DNA clears Metro Detroit man after Friend of Court claims he fathered baby with woman he's never met

A Metro Detroit man cleared his name after Friend of the Court sent him a letter saying he had a baby with a woman he never met.

"She don’t know me, how do you just put my name down? How do you just put anybody’s name down?" DeAngelo Smith said. "I don’t know her. Never seen her. Still to this day, haven’t talked to her, and it just proves the baby has no ties to my name."

MORE: Man says court claims he's father to a baby by a woman he's never met

Late last year, DeAngelo received a letter from Friend of the Court in Berrien County saying that he was the father of a baby girl.

"Said she’s a stripper from Detroit, we had a one-night stand at some hotel, and this is the story that was told to me," DeAngelo said.

His wife first spotted the letter in the mail from Friend of the Court.

"Let’s just set the record, I trust my husband," Tyahvia Smith said. "I know his character, man of integrity."

While waiting for the child's mother to take the baby for a DNA test, DeAngelo said the school where he teaches received an inquiry for possible garnishment in case the child was his.

"It made it something that is not being alleged, but now it’s something that’s being taken into action and no paternity has been established," he said.

Finally, the woman had the DNA test done, and DeAngelo has since gotten a letter confirming he was not the father.

"I would like to say relief, but kind of like confirmation. I already knew I had no ties or links to this child or this woman, and to have that letter come to my house, it was a little unnerving," DeAngelo said. "But not to the point of being caught up in something, it was unnerving that a letter like this could come to my house without any legitimacy to it."

Though his name has been cleared, DeAngelo said change is needed to better protect families and correctly identify parents.

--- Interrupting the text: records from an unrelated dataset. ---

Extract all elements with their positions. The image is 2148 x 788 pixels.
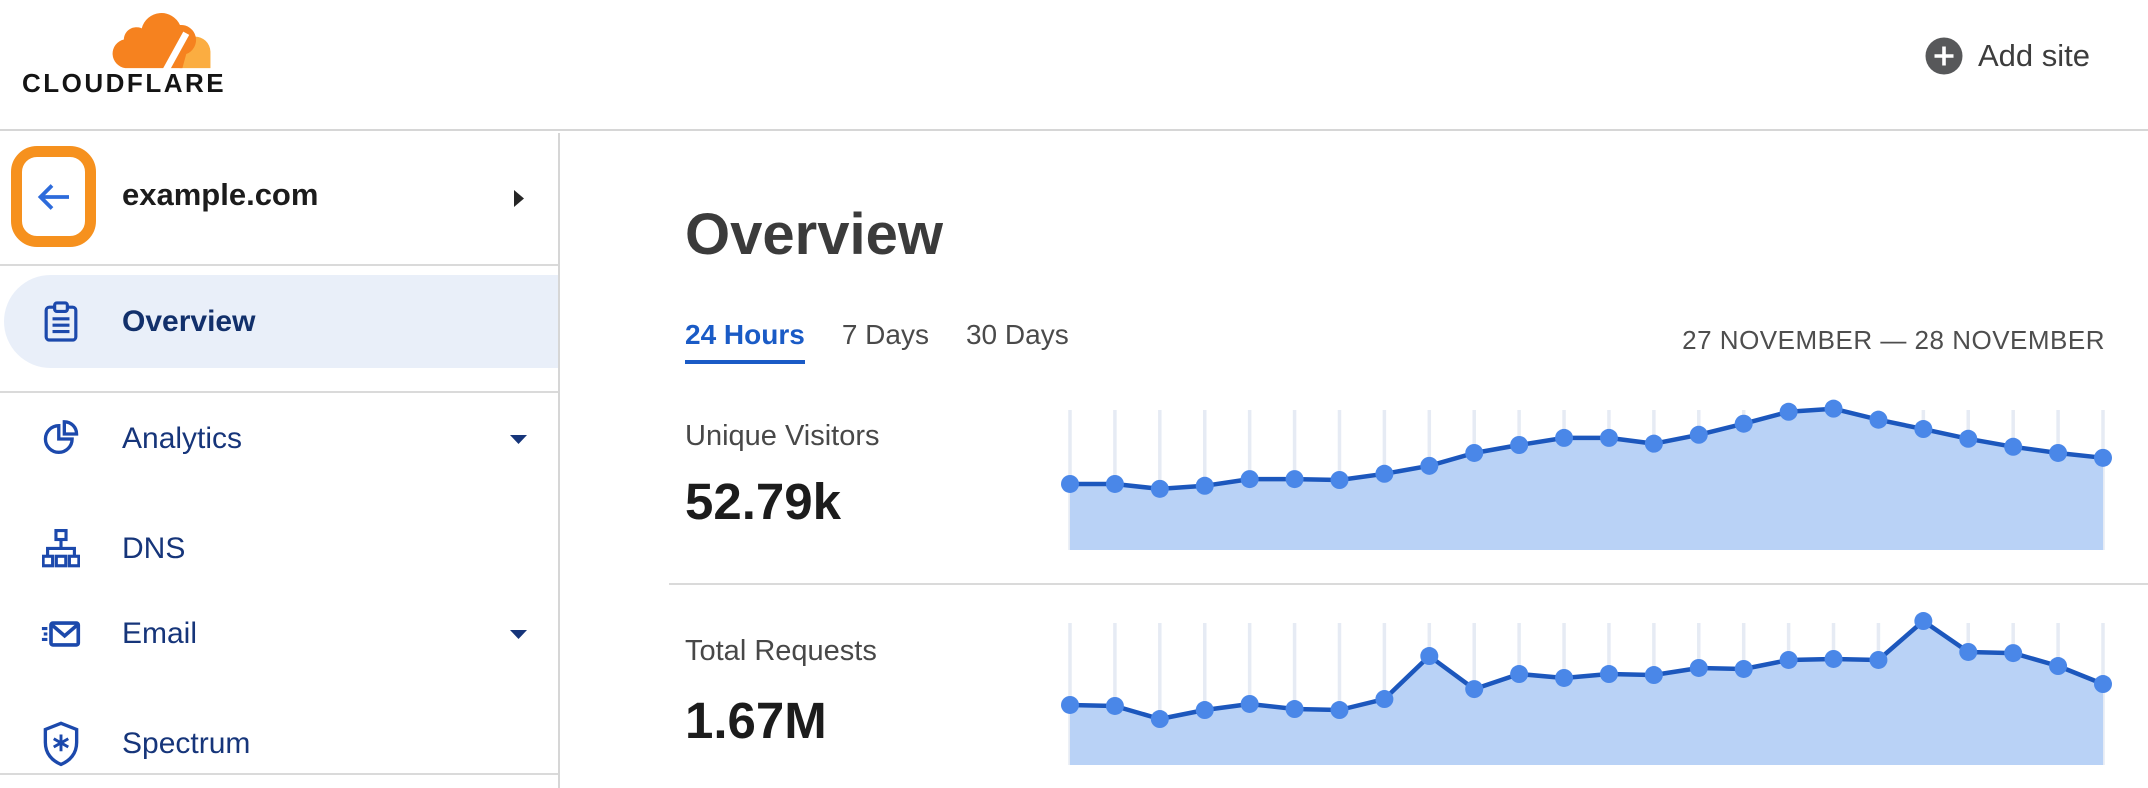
- cloudflare-cloud-icon: [112, 13, 211, 70]
- sidebar-item-dns[interactable]: DNS: [0, 516, 558, 582]
- metric-label-unique-visitors: Unique Visitors: [685, 420, 880, 452]
- dns-tree-icon: [41, 528, 81, 570]
- sidebar-item-label: Analytics: [122, 422, 243, 455]
- clipboard-icon: [41, 300, 81, 344]
- chevron-down-icon[interactable]: [509, 629, 528, 640]
- tab-24-hours[interactable]: 24 Hours: [685, 319, 805, 364]
- total-requests-chart[interactable]: [1061, 612, 2112, 765]
- metric-label-total-requests: Total Requests: [685, 635, 877, 667]
- chevron-right-icon[interactable]: [513, 189, 525, 208]
- back-button-highlight-annotation: [11, 146, 96, 247]
- sidebar-item-label: DNS: [122, 532, 186, 565]
- sidebar-item-overview[interactable]: Overview: [4, 275, 558, 368]
- sidebar-item-analytics[interactable]: Analytics: [0, 406, 558, 472]
- sidebar-divider: [0, 264, 558, 266]
- unique-visitors-chart[interactable]: [1061, 399, 2112, 550]
- chevron-down-icon[interactable]: [509, 434, 528, 445]
- section-divider: [669, 583, 2148, 585]
- plus-circle-icon: [1925, 37, 1963, 75]
- email-icon: [41, 617, 81, 651]
- tab-30-days[interactable]: 30 Days: [965, 319, 1069, 350]
- metric-value-unique-visitors: 52.79k: [685, 473, 841, 530]
- arrow-left-icon: [37, 183, 69, 210]
- pie-chart-icon: [41, 419, 81, 459]
- sidebar-divider: [0, 773, 558, 775]
- add-site-label: Add site: [1977, 38, 2090, 73]
- page-title: Overview: [685, 202, 943, 267]
- sidebar-item-label: Spectrum: [122, 727, 251, 760]
- main-content: Overview 24 Hours 7 Days 30 Days 27 NOVE…: [562, 133, 2148, 788]
- date-range: 27 NOVEMBER — 28 NOVEMBER: [1682, 325, 2105, 355]
- cloudflare-logo-text: CLOUDFLARE: [22, 68, 227, 98]
- sidebar-item-spectrum[interactable]: Spectrum: [0, 711, 558, 777]
- time-range-tabs: 24 Hours 7 Days 30 Days: [685, 319, 1069, 364]
- sidebar-item-email[interactable]: Email: [0, 601, 558, 667]
- sidebar-item-label: Email: [122, 617, 198, 650]
- top-bar: CLOUDFLARE Add site: [0, 0, 2148, 131]
- site-header: example.com: [0, 133, 558, 264]
- shield-spark-icon: [41, 721, 81, 767]
- back-button[interactable]: [32, 179, 76, 215]
- site-name: example.com: [122, 177, 319, 212]
- sidebar-divider: [0, 391, 558, 393]
- metric-value-total-requests: 1.67M: [685, 692, 827, 749]
- sidebar-item-label: Overview: [122, 304, 256, 338]
- tab-7-days[interactable]: 7 Days: [841, 319, 929, 350]
- add-site-button[interactable]: Add site: [1924, 36, 2090, 76]
- sidebar: example.com Overview Analytics: [0, 133, 560, 788]
- cloudflare-logo[interactable]: CLOUDFLARE: [22, 6, 224, 106]
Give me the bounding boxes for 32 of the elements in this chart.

"The main things they have to provide to the state of Michigan is a name, date of birth, and where they live. That’s easy information for someone to gather off Google, Facebook, off any social media platform," Tyahvia said.

It's something that DeAngelo says could completely damage someone's life if it happens to the wrong person.

"People who have a checkered past, who have done things in the past, who have stepped out and done things unbecoming of a real man, but they’ve changed," he said. "But a letter like this coming to that house, a man that has changed his ways, walked in a different direction, this letter could be absolutely devastating because of what you’ve done before."

FOX 2 made several calls to Lansing about this issue.

"It’s very unfortunate, but paternity fraud is not a unique, unusual situation in Michigan," Sen. Jim Runestad (R-White Lake) said. 

Runestad said he has been pushing for new legislation on the matter for the past eight years. Currently, there is no penalty for lying and a DNA test is not required before a person is contacted about the paternity of the child. 

"Maybe it would hinder mothers who don't want to name a particular guy, or they made a mistake, but you had to knowingly name the wrong person. It becomes emotional stuff," he said when asked what some oppositions to the legislation have been.

FOX 2 has reached out to Friend of the Court for a comment but has not heard back.

If you find yourself in a similar situation, Runestad said the best option is to hire a lawyer. He added that people should reach out to lawmakers if they want change, as more bipartisan support is needed.